De même, il s’en prend au fédéralisme européen, la marque de
fabrique des centristes, en le jugeant carrément «inacceptable» et lui
préférant le terme «coopératif», une affirmation que n’aurait pas rejeté le
général de Gaulle, ni même certains partisans du brexit!
Quand on compare ses propos avec ceux, par exemple, de
Jean-Christophe Lagarde on est saisi par la différence de ton et de contenu.
Autant on a, en la personne du président de l’UDI, un
Européen convaincu qui martèle ses convictions en la matière à chacune de ses
interventions depuis toujours et encore plus depuis le vote de la Grande
Bretagne, autant on a, en celle du président du MoDem, un homme politique qui
regarde les sondages et qui se place pour la présidentielle.
Et sa prévention de l’Union européenne ressort, à la fois, d’une
conviction d’être le représentant du terroir français, continuateur d’une
vision gaulliste en la matière, et d’une ambition politique.
Celle-ci n’a pas grand-chose à voir avec l’idée centriste de
l’Europe développée par des Maurice Schuman, Jacques Delors (voire Jean Monnet
même s’il n’était pas du Centre) ou Jean Lecanuet et aujourd’hui des
Jean-Christophe Lagarde, des Jean Arthuis ou des Hervé Morin.
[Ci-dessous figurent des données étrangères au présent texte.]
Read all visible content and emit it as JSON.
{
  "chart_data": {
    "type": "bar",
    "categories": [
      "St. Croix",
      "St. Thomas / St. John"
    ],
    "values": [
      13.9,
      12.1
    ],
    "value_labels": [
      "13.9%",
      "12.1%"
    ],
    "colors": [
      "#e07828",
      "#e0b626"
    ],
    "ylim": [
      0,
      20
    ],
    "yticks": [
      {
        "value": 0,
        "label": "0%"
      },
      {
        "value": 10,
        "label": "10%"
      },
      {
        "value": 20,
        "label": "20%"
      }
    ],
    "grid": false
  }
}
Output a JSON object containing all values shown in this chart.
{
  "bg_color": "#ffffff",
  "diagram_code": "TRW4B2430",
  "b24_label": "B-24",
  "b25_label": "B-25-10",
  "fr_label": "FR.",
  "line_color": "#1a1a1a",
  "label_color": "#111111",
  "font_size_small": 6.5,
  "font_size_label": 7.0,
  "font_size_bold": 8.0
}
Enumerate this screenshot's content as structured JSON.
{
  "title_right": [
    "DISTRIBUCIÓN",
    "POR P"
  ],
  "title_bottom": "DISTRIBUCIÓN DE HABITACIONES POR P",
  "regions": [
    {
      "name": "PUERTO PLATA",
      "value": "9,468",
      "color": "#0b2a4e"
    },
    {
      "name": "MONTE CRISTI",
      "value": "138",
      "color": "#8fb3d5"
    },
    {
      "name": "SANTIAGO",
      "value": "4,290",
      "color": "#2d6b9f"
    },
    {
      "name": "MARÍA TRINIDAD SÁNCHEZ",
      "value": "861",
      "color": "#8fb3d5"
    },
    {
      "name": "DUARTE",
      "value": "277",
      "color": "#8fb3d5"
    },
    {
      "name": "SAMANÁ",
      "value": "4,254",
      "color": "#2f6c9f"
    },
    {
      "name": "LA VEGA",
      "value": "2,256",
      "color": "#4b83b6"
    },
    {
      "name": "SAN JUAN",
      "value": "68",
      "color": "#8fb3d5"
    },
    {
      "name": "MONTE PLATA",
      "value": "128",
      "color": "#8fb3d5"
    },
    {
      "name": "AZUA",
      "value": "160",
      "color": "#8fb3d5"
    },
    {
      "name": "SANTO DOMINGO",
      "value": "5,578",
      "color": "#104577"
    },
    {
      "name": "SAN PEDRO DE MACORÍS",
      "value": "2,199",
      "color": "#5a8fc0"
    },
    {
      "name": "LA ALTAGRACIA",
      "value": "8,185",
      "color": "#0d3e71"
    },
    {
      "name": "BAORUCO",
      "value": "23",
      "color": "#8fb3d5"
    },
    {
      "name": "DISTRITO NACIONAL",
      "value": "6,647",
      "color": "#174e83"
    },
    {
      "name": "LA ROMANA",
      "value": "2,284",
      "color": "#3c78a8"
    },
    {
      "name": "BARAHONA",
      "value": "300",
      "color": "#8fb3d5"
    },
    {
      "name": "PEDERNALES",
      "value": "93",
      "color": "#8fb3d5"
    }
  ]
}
Car les vrais Européens actuellement en France, ce sont ces
derniers et ils seraient bons que leurs propos soient mieux relayés par les
journalistes au moment où l’on doit redynamiser l’Union européenne, voire même
la réanimer!
Que François Bayrou ait compris depuis longtemps que pour
gagner une présidentielle en France il faut se revendiquer de la nation avant
tout et ne pas apparaitre trop fédéraliste ou trop mondialiste, c’est son
droit.
Mais il faut alors qu’il est l’honnêteté politique de ne pas
se faire le porte-parole des plus europhiles dont il ne fait pas partie et n’a
sans doute jamais fait partie.
Car c’est sans doute avec des défenseurs de l’Europe comme
monsieur Bayrou que le rêve européen stagne depuis des décennies, pire, que les
peuples n’y voient plus guère qu’une machine bureaucratique.